Beyond "Baby Panic"
For women who want to reproduce, the age of thirty-five has become notorious: the hang-time between "easy" fertility and what doctors call "geriatric" pregnancy. An estimated 20 percent of women wait until after thirty-five to have children, and every year their chances of getting pregnant drop. Forget the biological clock—for many women, this is the biological time-bomb.
Rachel Lehmann-Haupt '92 defuses this explosive subject in her heartfelt and informative memoir, In Her Own Sweet Time: Unexpected Adventures in Finding Love, Commitment, and Motherhood (Basic Books). Lehmann-Haupt's story mixes the poignantly personal with intensive science reporting. When the book begins, she's thirty-five, in her doctor's office. She's not in a relationship, but she knows she wants to have children, "Maybe next year. Or the year after that. Or even the year after that." She's worried about her declining fertility, and she wants to know what she can do about it.
Like many women, Lehmann-Haupt had spent her twenties working on her career, finding great satisfaction in writing for the New York Times, Vogue, and Newsweek, among other publications. Executive editor of Plum magazine, she lives in New York's West Village and travels the world on assignment. But hitting thirty-five forced her to face issues closer to home. "I wanted advice from someone within my generation who was going through everything I was, and am, going through myself," she writes in the book's introduction. Since she "couldn't find that book anywhere on the shelf," she decided to write it herself.
On her West Coast book tour in late June, Lehmann-Haupt and I met up at San Francisco's Serrano Hotel just before she gave a reading at Borders Books. As we sat in the hotel's Spanish revival lobby, perched over glasses of wine, Lehmann-Haupt exhibited a trait valuable to memoirists—the ability to contextualize one's most intimate experiences in a larger sphere.
—Traci Vogel
What inspired you to write In Her Own Sweet Time, and why write it as a memoir?
In 2004, when I was thirty-one, Sylvia Ann Hewlett, an economist, wrote a book that said basically that if you don't have a baby by the time you're thirty-five, you're doomed. The next year, my boyfriend and I broke up. I was very aware of my own age at that point, but the kind of "baby panic" reaction that was going through the media just seemed very simplistic.

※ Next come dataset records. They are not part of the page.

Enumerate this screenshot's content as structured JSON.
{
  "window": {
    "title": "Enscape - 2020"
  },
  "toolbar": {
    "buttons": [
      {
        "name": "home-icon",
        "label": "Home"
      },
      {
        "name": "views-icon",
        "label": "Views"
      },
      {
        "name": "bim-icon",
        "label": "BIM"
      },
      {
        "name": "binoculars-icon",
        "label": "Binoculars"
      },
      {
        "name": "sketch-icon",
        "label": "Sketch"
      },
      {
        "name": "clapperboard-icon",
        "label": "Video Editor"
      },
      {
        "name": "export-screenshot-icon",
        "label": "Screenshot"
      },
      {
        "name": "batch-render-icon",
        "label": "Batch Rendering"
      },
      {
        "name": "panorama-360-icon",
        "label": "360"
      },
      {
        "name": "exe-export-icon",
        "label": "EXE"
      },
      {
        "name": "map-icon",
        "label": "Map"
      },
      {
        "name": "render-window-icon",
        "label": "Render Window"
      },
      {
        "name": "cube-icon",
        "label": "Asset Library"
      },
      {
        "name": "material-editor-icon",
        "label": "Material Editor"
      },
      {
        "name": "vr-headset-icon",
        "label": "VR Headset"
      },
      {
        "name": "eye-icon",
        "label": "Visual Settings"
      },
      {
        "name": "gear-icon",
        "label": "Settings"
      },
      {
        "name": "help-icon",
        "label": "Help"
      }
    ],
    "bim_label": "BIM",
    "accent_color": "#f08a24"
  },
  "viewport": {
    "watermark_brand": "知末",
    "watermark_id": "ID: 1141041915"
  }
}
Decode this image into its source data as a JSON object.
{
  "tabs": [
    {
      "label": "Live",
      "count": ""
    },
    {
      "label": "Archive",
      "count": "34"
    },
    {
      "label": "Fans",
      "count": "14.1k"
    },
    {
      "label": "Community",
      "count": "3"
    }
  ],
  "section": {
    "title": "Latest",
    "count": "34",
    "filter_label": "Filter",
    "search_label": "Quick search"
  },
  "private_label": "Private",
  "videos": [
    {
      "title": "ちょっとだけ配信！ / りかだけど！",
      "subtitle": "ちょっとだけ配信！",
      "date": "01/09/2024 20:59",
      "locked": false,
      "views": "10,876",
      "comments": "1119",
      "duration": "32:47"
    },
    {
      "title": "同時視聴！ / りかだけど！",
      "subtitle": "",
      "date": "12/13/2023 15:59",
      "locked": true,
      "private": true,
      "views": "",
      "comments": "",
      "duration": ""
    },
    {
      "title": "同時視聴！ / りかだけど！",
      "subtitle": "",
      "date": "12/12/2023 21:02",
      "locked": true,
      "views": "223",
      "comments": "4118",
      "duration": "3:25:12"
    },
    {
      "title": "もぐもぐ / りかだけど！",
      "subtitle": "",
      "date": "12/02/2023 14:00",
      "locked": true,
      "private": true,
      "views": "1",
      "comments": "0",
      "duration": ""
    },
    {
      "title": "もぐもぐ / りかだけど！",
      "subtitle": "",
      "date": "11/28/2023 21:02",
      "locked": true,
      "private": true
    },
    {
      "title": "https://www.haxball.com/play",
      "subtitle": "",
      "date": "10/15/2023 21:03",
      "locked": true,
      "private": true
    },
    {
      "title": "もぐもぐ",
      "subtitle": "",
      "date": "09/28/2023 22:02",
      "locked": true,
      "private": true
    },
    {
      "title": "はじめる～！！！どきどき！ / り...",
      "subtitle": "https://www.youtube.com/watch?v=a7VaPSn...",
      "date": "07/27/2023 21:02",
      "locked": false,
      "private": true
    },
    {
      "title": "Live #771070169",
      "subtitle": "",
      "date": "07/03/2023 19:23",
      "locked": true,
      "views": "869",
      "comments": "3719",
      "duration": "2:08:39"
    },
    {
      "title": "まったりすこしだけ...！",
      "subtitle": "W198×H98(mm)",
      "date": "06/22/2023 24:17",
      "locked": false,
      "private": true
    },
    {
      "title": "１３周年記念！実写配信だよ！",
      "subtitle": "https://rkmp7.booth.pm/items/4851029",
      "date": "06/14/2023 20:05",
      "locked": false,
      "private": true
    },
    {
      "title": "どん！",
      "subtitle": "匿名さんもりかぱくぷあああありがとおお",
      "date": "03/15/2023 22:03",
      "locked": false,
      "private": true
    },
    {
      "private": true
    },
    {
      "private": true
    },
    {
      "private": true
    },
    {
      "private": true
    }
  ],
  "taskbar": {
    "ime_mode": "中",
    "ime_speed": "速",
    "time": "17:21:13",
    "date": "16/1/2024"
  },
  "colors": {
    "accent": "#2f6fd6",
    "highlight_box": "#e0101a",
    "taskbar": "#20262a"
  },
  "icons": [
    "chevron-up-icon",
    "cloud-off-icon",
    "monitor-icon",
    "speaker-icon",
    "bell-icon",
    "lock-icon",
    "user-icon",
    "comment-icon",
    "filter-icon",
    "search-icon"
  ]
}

I wanted to understand from a social-psychological perspective what it meant that more women were putting off having children until their thirties or forties, and what it meant for me. I couldn't see a way around using my own experience as a spine for the book, even when it was painful. I also had a lot of fun writing the book—there were some funny experiences, and I wanted to entertain people.
In the book, you explore some of the options available to women in your situation, and one of the things you decide to do is freeze your eggs. What did you learn about this option?
It's a fairly new technology, still considered experimental by the American Society for Reproductive Medicine, but it is becoming a way for women to extend their fertility. I do think eventually it'll be as influential as the birth control pill. If a woman knew that she didn't want to have a kid until age forty, she could freeze her eggs at twenty-seven, concentrate on her career, and when the time is right she'd have the option to use those eggs. I learned about it at an educational event for extended fertility, and flew to Italy and met the inventors of the technology. It's similar to in vitro fertilization—you give yourself shots and have your eggs removed under general anesthesia.
Why is the decision to have children so anxiety-producing for this generation of women in their thirties?
Women used to live their lives according to a social prescription: that we were supposed to be married by a certain age, we were supposed to be some cultural definition of a wife, and we were supposed to be mothers. Feminism questioned all of those roles. Liberated women had all of these new choices. The first wave, our moms, even though they were the warriors on the front, their consciousness-raising was more about sexual freedom—most of them were still getting married in their twenties and having children.
I think we are the first generation that is spending our twenties in a sort of second adolescence. We're getting married later, in our early thirties, and many women don't start thinking about getting pregnant until their mid-thirties. There really is no road map for us, which brings a whole new set of anxieties. What I'm really trying to do with the book is calm this panic. This combination of starting later and having a lot of new choices has forced our generation to ask questions that maybe we haven't had to ask in previous generations.
Did writing the book help allay your own anxieties?
This book has really been my life for the past six years, and, yes, it's an incredibly satisfying feeling to have expressed all of these emotions and to have put them into a story. That brings me to a place that is more at peace than I've ever been before. When I graduated from Kenyon, my mom said, "Find your passion, find yourself." I never interpreted that as what her mom said to her, which was, "Find a husband, get your MRS." I feel like I've found my passion, I've found my path.